Archive

Quotes

To escape its wretched lot, the populace has three ways, two imaginary and one real. The first two are the rum shop and the church; the third is the social revolution.

—Mikhail Bakunin, 1871

The brutalities of progress are called revolutions. When they are over we realize this: that the human has been roughly handled, but that it has advanced.

—Victor Hugo, 1862

In revolutions men fall and rise. Long before this war is over, much as you hear me praised now, you may hear me cursed and insulted.

—William Tecumseh Sherman, 1864

All civilization has from time to time become a thin crust over a volcano of revolution.

—Havelock Ellis, 1921

The children of the revolution are always ungrateful, and the revolution must be grateful that it is so.

—Ursula K. Le Guin, 1983

All men recognize the right of revolution, that is, the right to refuse allegiance to, and to resist, the government, when its tyranny or its inefficiency are great and unendurable.
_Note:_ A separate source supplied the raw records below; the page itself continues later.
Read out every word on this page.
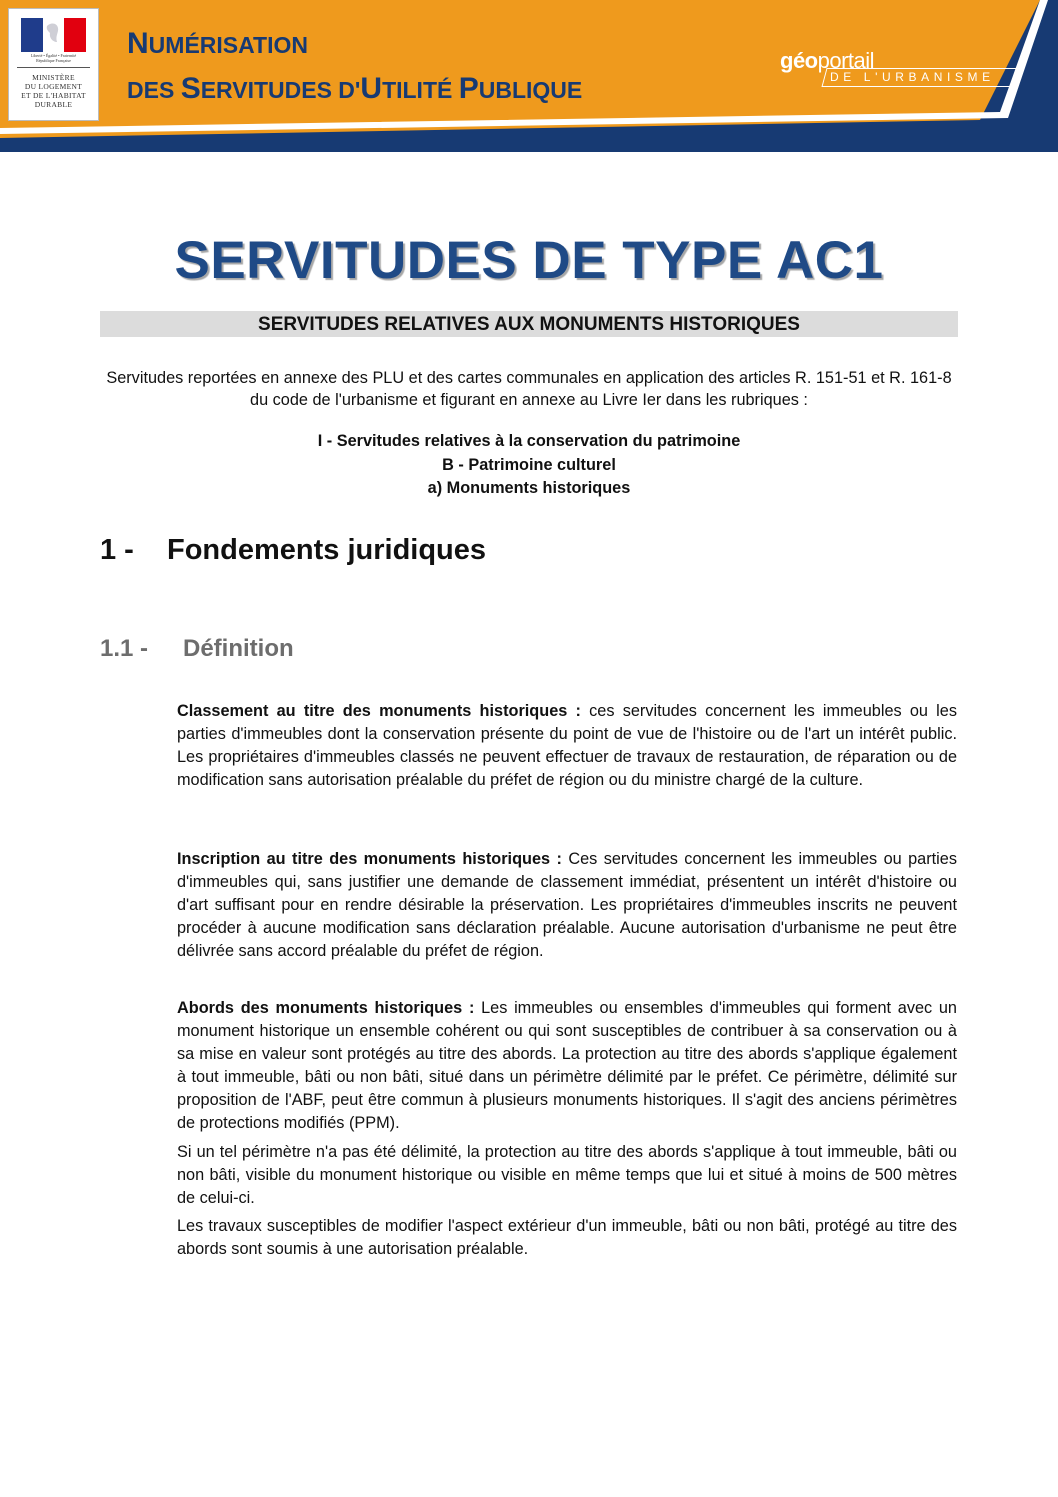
Liberté • Égalité • Fraternité
République Française
MINISTÈRE
DU LOGEMENT
ET DE L'HABITAT
DURABLE
NUMÉRISATION
DES SERVITUDES D'UTILITÉ PUBLIQUE
géoportail
DE L'URBANISME
SERVITUDES DE TYPE AC1
SERVITUDES RELATIVES AUX MONUMENTS HISTORIQUES
Servitudes reportées en annexe des PLU et des cartes communales en application des articles R. 151-51 et R. 161-8 du code de l'urbanisme et figurant en annexe au Livre Ier dans les rubriques :
I - Servitudes relatives à la conservation du patrimoine
B - Patrimoine culturel
a) Monuments historiques
1 - Fondements juridiques
1.1 - Définition

Classement au titre des monuments historiques : ces servitudes concernent les immeubles ou les parties d'immeubles dont la conservation présente du point de vue de l'histoire ou de l'art un intérêt public. Les propriétaires d'immeubles classés ne peuvent effectuer de travaux de restauration, de réparation ou de modification sans autorisation préalable du préfet de région ou du ministre chargé de la culture.

Inscription au titre des monuments historiques : Ces servitudes concernent les immeubles ou parties d'immeubles qui, sans justifier une demande de classement immédiat, présentent un intérêt d'histoire ou d'art suffisant pour en rendre désirable la préservation. Les propriétaires d'immeubles inscrits ne peuvent procéder à aucune modification sans déclaration préalable. Aucune autorisation d'urbanisme ne peut être délivrée sans accord préalable du préfet de région.

Abords des monuments historiques : Les immeubles ou ensembles d'immeubles qui forment avec un monument historique un ensemble cohérent ou qui sont susceptibles de contribuer à sa conservation ou à sa mise en valeur sont protégés au titre des abords. La protection au titre des abords s'applique également à tout immeuble, bâti ou non bâti, situé dans un périmètre délimité par le préfet. Ce périmètre, délimité sur proposition de l'ABF, peut être commun à plusieurs monuments historiques. Il s'agit des anciens périmètres de protections modifiés (PPM).

Si un tel périmètre n'a pas été délimité, la protection au titre des abords s'applique à tout immeuble, bâti ou non bâti, visible du monument historique ou visible en même temps que lui et situé à moins de 500 mètres de celui-ci.

Les travaux susceptibles de modifier l'aspect extérieur d'un immeuble, bâti ou non bâti, protégé au titre des abords sont soumis à une autorisation préalable.
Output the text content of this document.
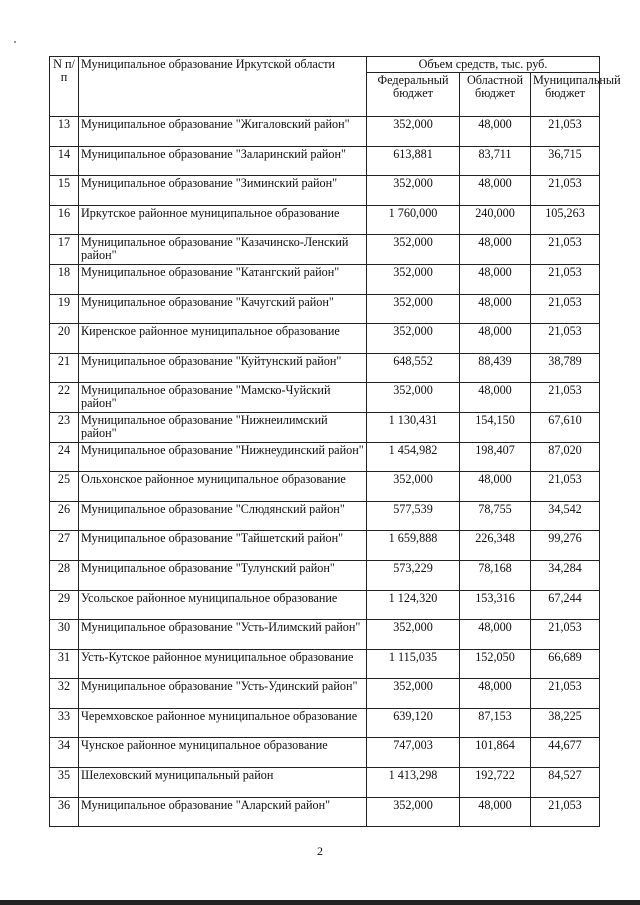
N п/п	Муниципальное образование Иркутской области	Объем средств, тыс. руб.		
		Федеральный бюджет	Областной бюджет	Муниципальный бюджет
13	Муниципальное образование "Жигаловский район"	352,000	48,000	21,053
14	Муниципальное образование "Заларинский район"	613,881	83,711	36,715
15	Муниципальное образование "Зиминский район"	352,000	48,000	21,053
16	Иркутское районное муниципальное образование	1 760,000	240,000	105,263
17	Муниципальное образование "Казачинско-Ленский район"	352,000	48,000	21,053
18	Муниципальное образование "Катангский район"	352,000	48,000	21,053
19	Муниципальное образование "Качугский район"	352,000	48,000	21,053
20	Киренское районное муниципальное образование	352,000	48,000	21,053
21	Муниципальное образование "Куйтунский район"	648,552	88,439	38,789
22	Муниципальное образование "Мамско-Чуйский район"	352,000	48,000	21,053
23	Муниципальное образование "Нижнеилимский район"	1 130,431	154,150	67,610
24	Муниципальное образование "Нижнеудинский район"	1 454,982	198,407	87,020
25	Ольхонское районное муниципальное образование	352,000	48,000	21,053
26	Муниципальное образование "Слюдянский район"	577,539	78,755	34,542
27	Муниципальное образование "Тайшетский район"	1 659,888	226,348	99,276
28	Муниципальное образование "Тулунский район"	573,229	78,168	34,284
29	Усольское районное муниципальное образование	1 124,320	153,316	67,244
30	Муниципальное образование "Усть-Илимский район"	352,000	48,000	21,053
31	Усть-Кутское районное муниципальное образование	1 115,035	152,050	66,689
32	Муниципальное образование "Усть-Удинский район"	352,000	48,000	21,053
33	Черемховское районное муниципальное образование	639,120	87,153	38,225
34	Чунское районное муниципальное образование	747,003	101,864	44,677
35	Шелеховский муниципальный район	1 413,298	192,722	84,527
36	Муниципальное образование "Аларский район"	352,000	48,000	21,053
2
—Henry David Thoreau, 1849

Those who make peaceful revolution impossible will make violent revolution inevitable.

—John F. Kennedy, 1962

All revolutions devour their own children.

—Ernst Röhm, 1933

The only justification of rebellion is success.

—Thomas B. Reed, 1878

Revolutionaries are greater sticklers for formality than conservatives.

—Italo Calvino, 1957

Insurrection of thought always precedes insurrection of arms.

—Wendell Phillips, 1859

Governments are not overthrown by the poor, who have no power, but by the rich—when they are insulted by their inferiors and cannot obtain justice.

—Dionysius of Halicarnassus, c. 20 BC

Revolutions are celebrated when they are no longer dangerous.